The URL on which the method is called is not null. The exception is thrown by the class's internal toExternalForm method.

Why does this happen?

This is the output of java -version on the cluster for AMI 3.8.0 (on both master and core nodes):

[hadoop@ip-xxx-xx-xx-xx ~]$ java -version
java version "1.7.0_76"
Java(TM) SE Runtime Environment (build 1.7.0_76-b13)
Java HotSpot(TM) 64-Bit Server VM (build 24.76-b04, mixed mode)

And for AMI 3.7.0 (on both master and core nodes):

[hadoop@ip-xxx-xx-xx-xx ~]$ java -version
java version "1.7.0_71"
Java(TM) SE Runtime Environment (build 1.7.0_71-b14)
Java HotSpot(TM) 64-Bit Server VM (build 24.71-b01, mixed mode)

Could the different JRE versions be to blame?


Solution

  • As reluctant as I am to make the claim, this appears to be a JVM bug. In the OpenJDK source for java.net.URL, the entirety of the toExternalForm() method is a delegation to a handler, which is a transient field:

    public String toExternalForm() {
        return handler.toExternalForm(this);
    }
    

    The only way in which this could throw an NPE is if handler is null. As far as I can tell, all constructor paths and the readObject(ObjectInputStream) method ensure that the handler field is set and throw exceptions (either MalformedURLException or IOException) if it can't be.

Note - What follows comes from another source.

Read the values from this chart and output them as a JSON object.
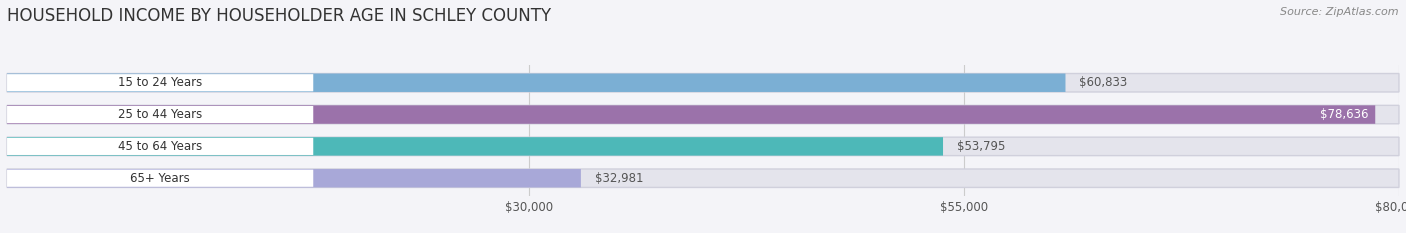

For example:

    private synchronized void readObject(java.io.ObjectInputStream s)
         throws IOException, ClassNotFoundException
    {
        s.defaultReadObject();  // read the fields
        if ((handler = getURLStreamHandler(protocol)) == null) {
            throw new IOException("unknown protocol: " + protocol);
        }
    ...
    

    I note that there was a public JRE 7u79 release and would suggest trying that version if upgrading to Java 8 isn't feasible.